A university in California is hoping a cash incentive will keep students from traveling for spring break, the latest effort by a school to curb the spread of the coronavirus as experts urge against travel.

The University of California at Davis is offering $75 “staycation” grants for students staying in town for spring break in late March. Students must apply for the grants by Wednesday evening, and 2,000 students will be selected to receive a gift card to a local business. The school had a total of more than 39,000 students in fall 2019.

It has been about a year since the virus first threw a wrench into academic calendars across the country, prompting schools to shut students out of the classroom or send them away from campus. Some colleges have scaled back or scrapped spring break altogether as students, most of whom may still be waiting for a vaccine, consider what the rest of the school year will look like.

UC Davis is nearing the end of its fourth quarter with nearly all remote instruction.

“I think there’s a lot of COVID fatigue and as all of us are, students are interested in being able to do things and go outside, engage with their peers,” said Sheri Atkinson, the university’s associate vice chancellor for student life. “We are in this place where there is a light at the end of the tunnel, but we’re not quite there yet.”

She said the school recognized that if administrators continued to “ask them to engage in COVID-safe behavior,” the grants were one way to support students.

The school, which has offered similar grants before, initially planned to give them to 750 students but increased that number to 2,000 after seeing a huge response, Atkinson said.

“If we could reach out to any number to be able to help impact their behavior, that is good,” she told The Washington Post. “The more, the better, and the more effective it will be in preventing the spread of covid.”

Jacob Herbstman, a junior at UC Davis, said it was a good idea, even if he believes many of the students taking advantage of the grant were already planning to stay put. He applied for one of the grants previously offered by the school.

“Let’s say you were already never going to go anywhere, and you apply for the grant – it’s not changing your behavior, but at the same time, you may say, ‘I deserve this because I’m doing the right thing,’ ” Herbstman said.
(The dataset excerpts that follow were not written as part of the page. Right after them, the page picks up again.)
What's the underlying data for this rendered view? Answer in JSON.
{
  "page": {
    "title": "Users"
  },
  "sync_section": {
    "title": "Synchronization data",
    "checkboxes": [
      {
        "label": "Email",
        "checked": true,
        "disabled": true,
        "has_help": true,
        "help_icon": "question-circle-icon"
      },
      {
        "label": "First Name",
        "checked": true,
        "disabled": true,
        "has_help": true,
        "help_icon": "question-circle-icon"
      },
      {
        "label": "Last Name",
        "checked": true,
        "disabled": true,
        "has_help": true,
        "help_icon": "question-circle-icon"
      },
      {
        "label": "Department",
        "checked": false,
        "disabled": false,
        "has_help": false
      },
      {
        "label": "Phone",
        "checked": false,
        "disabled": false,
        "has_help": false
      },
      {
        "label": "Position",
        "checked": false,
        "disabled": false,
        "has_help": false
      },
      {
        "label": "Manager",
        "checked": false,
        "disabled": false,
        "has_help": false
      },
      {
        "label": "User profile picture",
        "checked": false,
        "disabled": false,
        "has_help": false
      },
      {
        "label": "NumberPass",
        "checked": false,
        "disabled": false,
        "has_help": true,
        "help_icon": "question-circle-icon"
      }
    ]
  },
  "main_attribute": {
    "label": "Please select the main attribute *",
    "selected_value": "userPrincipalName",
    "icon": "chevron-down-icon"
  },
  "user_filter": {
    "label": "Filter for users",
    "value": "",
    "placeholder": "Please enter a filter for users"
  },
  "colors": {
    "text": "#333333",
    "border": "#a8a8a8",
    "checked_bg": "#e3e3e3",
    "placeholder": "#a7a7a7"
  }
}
It’s a good idea for universities to continue to encourage students to limit travel and other activities that could lead to the spread of the virus, said Justin Lessler, an infectious-disease expert at the Johns Hopkins Bloomberg School of Public Health.

“College-aged people are mostly unvaccinated – almost universally unvaccinated right now – and the levels of the virus are still quite high,” Lessler said. “Traveling and going home has a potential to both spread the virus from wherever the school is to other places. People can also be infected and bring it back. And the real concern is higher-risk folks could get infected.”

He said that as vaccinations ramp up, “we’re not really that far off from a point where most people who want a vaccine can have a vaccine. In that context, a case delayed is a case permanently prevented.”

As a result, any infection-control measures are more clearly useful, Lessler said.

The Centers for Disease Control and Prevention has urged against spring-break-related travel. Last month, a CDC spokesperson told The Post that the agency “recommends that people not travel at this time, and delay spring break travel until 2022.”

UC Davis offered similar grants ahead of Halloween, an effort to encourage people to participate in virtual activities or activities with their housemates instead of going to large parties.

To qualify for the latest grant, undergraduate or graduate students must be registered as a student, live full time in Davis, stay in Davis for spring break and schedule a coronavirus test during the week of the break.

Herbstman is planning to spend his break at home – which he said is about an hour-and-a-half drive from the school. He said that his parents have been fully vaccinated and that he was able to get his first dose after volunteering with vaccination efforts.

If not for that, he said, he may have considered staying in Davis.

He praised the university for what he called a “robust testing system” and for its overall response to the pandemic.

Throughout the school year, the university has recommended that students get tested at least once a week, if not two or three times, “because we do have the ability to do that,” Atkinson said. The university’s website notes that while travel is “strongly discouraged,” those who choose to travel “are expected to get tested every three to four days during the two-week period” before they leave and after they return.

“It’s all been somewhat of an experiment,” Atkinson said. “How do we influence behavior in ways – in positive ways, not in a punitive way?”